Finalist
Big Data for in Silico R&D: Visualizing label expansion opportunities
Summary of work
Manual identification of potential new indications for licensed medicines is challenging, time-consuming and expensive. In response to this, following multiple workshops with our client, we built the IN-SIGHT virtual R&D platform, an in silico drug discovery tool that integrates over 20 data sources, leveraging artificial intelligence (AI) to derive meaningful analytics efficiently. IN-SIGHT allows our client to scope new label extension opportunities for existing products, identify portfolio gaps and assess the competitive landscape. IN-SIGHT has the potential to transform the way existing drug product portfolios are assessed.

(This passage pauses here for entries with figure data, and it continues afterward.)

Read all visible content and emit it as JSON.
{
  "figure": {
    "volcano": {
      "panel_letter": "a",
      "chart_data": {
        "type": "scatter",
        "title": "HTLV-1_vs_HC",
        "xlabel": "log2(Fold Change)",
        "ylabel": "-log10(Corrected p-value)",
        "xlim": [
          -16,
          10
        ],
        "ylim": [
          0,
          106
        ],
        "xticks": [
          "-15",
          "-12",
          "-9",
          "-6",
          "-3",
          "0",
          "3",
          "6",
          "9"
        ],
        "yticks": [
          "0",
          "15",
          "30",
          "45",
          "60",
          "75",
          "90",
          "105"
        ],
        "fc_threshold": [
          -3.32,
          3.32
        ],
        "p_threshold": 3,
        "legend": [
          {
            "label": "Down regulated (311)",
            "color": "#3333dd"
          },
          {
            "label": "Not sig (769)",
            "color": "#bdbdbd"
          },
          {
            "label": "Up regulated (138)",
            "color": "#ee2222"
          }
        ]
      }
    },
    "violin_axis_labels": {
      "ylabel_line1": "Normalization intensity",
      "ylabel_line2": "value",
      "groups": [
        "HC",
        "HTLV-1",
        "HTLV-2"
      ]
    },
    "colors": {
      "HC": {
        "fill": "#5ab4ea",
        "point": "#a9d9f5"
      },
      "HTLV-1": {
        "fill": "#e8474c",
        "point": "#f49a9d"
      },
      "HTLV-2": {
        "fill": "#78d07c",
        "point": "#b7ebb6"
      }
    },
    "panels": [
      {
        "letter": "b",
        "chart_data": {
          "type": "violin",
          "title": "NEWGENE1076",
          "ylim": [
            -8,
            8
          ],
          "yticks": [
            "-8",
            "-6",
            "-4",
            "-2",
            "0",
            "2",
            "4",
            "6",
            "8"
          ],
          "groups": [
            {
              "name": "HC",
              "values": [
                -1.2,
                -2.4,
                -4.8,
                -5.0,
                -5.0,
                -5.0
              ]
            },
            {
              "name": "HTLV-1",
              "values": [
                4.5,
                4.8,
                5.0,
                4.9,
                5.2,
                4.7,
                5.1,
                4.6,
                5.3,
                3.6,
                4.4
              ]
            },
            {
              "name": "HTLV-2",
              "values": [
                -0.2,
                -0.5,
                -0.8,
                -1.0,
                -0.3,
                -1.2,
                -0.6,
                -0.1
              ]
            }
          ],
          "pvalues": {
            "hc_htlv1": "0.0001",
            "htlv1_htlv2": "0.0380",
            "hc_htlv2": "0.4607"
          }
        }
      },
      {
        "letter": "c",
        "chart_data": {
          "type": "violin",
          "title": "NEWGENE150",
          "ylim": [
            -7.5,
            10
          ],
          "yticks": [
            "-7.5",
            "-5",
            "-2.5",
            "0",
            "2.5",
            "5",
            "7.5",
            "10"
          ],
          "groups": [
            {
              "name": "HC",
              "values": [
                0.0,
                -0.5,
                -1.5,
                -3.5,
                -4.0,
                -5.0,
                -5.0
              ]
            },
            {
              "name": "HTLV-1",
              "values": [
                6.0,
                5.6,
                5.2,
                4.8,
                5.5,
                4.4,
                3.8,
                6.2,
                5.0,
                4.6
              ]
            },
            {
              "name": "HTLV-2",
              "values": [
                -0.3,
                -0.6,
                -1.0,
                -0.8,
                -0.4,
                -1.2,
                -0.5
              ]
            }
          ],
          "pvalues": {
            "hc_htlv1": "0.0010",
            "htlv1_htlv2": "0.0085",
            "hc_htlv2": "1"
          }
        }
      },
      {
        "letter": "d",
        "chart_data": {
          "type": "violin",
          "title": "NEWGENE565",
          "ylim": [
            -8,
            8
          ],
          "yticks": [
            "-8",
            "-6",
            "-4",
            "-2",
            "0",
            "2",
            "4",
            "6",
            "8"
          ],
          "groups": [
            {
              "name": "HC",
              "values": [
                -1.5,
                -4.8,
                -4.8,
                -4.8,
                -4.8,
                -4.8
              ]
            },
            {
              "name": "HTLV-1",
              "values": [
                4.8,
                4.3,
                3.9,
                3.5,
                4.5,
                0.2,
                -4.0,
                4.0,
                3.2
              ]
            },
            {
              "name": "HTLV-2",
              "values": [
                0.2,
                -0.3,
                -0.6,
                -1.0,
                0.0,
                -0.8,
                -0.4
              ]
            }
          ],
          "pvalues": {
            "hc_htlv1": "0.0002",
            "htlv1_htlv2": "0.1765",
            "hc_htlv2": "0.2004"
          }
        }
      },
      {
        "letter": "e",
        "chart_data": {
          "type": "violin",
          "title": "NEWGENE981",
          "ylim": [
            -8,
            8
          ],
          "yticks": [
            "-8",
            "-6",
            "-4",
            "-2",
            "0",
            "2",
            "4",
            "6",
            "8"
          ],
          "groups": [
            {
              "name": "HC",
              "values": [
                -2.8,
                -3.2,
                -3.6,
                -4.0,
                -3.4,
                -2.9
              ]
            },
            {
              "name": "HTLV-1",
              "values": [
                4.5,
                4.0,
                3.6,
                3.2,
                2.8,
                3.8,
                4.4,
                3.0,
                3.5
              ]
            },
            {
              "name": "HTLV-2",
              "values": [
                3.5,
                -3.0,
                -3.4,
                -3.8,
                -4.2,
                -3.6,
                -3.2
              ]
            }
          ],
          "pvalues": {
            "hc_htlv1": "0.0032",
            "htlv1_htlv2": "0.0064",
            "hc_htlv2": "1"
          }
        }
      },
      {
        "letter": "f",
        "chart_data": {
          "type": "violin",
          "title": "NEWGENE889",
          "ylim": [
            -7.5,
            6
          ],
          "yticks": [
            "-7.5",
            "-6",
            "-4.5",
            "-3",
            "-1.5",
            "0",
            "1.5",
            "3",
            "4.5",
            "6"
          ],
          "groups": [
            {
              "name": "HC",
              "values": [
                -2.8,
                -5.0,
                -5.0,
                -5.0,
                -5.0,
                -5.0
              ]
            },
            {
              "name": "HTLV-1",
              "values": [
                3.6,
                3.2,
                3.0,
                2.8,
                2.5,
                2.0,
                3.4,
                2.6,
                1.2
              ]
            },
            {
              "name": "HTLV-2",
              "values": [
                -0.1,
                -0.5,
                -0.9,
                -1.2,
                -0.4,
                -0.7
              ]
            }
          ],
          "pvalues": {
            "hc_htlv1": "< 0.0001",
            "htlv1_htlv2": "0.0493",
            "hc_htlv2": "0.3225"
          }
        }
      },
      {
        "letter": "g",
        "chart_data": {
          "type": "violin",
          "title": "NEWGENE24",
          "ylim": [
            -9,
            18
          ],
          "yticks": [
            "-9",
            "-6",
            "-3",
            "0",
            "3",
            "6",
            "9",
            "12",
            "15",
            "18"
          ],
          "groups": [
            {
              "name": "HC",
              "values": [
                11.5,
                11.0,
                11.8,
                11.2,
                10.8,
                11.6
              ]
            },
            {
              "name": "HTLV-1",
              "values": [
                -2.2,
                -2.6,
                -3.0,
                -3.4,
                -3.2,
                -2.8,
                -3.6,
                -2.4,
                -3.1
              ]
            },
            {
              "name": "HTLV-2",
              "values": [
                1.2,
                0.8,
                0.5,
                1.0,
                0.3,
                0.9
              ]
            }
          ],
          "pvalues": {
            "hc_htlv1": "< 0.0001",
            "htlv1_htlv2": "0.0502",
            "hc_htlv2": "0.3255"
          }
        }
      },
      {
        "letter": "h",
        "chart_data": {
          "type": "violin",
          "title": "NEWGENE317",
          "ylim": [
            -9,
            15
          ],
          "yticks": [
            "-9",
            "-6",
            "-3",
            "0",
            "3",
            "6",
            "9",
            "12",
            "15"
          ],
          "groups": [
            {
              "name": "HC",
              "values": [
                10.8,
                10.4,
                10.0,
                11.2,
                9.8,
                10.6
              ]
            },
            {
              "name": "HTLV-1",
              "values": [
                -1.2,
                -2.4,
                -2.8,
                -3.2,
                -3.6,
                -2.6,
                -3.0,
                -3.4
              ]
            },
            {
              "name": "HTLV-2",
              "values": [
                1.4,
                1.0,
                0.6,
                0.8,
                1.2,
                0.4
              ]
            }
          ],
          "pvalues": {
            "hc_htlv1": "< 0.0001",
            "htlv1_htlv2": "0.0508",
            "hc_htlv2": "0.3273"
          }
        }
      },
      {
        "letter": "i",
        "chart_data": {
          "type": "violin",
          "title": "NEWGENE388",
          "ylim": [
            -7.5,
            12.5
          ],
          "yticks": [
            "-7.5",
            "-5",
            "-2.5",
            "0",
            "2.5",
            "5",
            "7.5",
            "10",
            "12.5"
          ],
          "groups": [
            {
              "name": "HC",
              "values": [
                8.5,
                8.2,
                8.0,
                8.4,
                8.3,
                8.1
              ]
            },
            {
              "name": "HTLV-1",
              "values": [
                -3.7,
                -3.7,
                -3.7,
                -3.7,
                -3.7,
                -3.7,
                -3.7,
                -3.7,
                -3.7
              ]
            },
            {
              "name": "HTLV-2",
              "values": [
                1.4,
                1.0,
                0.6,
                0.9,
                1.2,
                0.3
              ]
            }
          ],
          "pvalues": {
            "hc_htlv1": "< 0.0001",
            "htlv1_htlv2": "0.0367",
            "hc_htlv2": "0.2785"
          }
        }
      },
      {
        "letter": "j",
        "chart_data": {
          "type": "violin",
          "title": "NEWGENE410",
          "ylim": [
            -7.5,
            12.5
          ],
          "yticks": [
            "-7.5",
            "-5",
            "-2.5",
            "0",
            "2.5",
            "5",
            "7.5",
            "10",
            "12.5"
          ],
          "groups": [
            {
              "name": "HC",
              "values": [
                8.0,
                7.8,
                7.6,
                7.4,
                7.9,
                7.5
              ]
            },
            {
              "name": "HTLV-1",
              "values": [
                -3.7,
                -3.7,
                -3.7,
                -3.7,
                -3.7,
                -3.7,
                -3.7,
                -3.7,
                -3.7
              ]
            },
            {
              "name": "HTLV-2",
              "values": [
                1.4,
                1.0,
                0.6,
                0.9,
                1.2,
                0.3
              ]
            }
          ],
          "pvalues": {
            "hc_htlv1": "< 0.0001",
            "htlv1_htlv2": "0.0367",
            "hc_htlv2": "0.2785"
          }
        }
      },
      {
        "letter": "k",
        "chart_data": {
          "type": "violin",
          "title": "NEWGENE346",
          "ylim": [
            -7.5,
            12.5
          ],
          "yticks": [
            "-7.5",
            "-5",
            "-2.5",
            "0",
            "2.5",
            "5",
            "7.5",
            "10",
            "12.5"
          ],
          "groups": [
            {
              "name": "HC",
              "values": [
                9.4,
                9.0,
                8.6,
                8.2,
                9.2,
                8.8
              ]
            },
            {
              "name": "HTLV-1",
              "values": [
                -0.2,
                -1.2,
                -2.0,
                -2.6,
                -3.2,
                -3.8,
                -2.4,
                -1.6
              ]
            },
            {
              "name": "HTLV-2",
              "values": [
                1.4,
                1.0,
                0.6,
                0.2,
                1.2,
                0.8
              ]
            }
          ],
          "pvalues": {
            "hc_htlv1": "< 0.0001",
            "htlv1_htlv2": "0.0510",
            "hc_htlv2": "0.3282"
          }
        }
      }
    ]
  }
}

One component of the platform, IO-MAP (Interactive Overlapping Mechanisms of Action Plot), integrates multiple data sets in a novel interactive data visualization. More than a visualization, the tool allows users to interrogate the underlying database and, based on overlapping drug mechanisms of action, surface potential repurposing opportunities and explore the underlying evidence for a specific drug or a mechanism of action in the potential new indication. In this way, IO-MAP is able to uncover hidden opportunities and provides a unique drug differentiation method, allowing a global panel of experts to screen potential new indications rapidly and effectively.
Judges’ comments
This entry demonstrated clear purpose, goals and approach that delivered an innovative AI-based tech solution and a tangible product. An impressive entry and a really interesting idea - well constructed and impactful.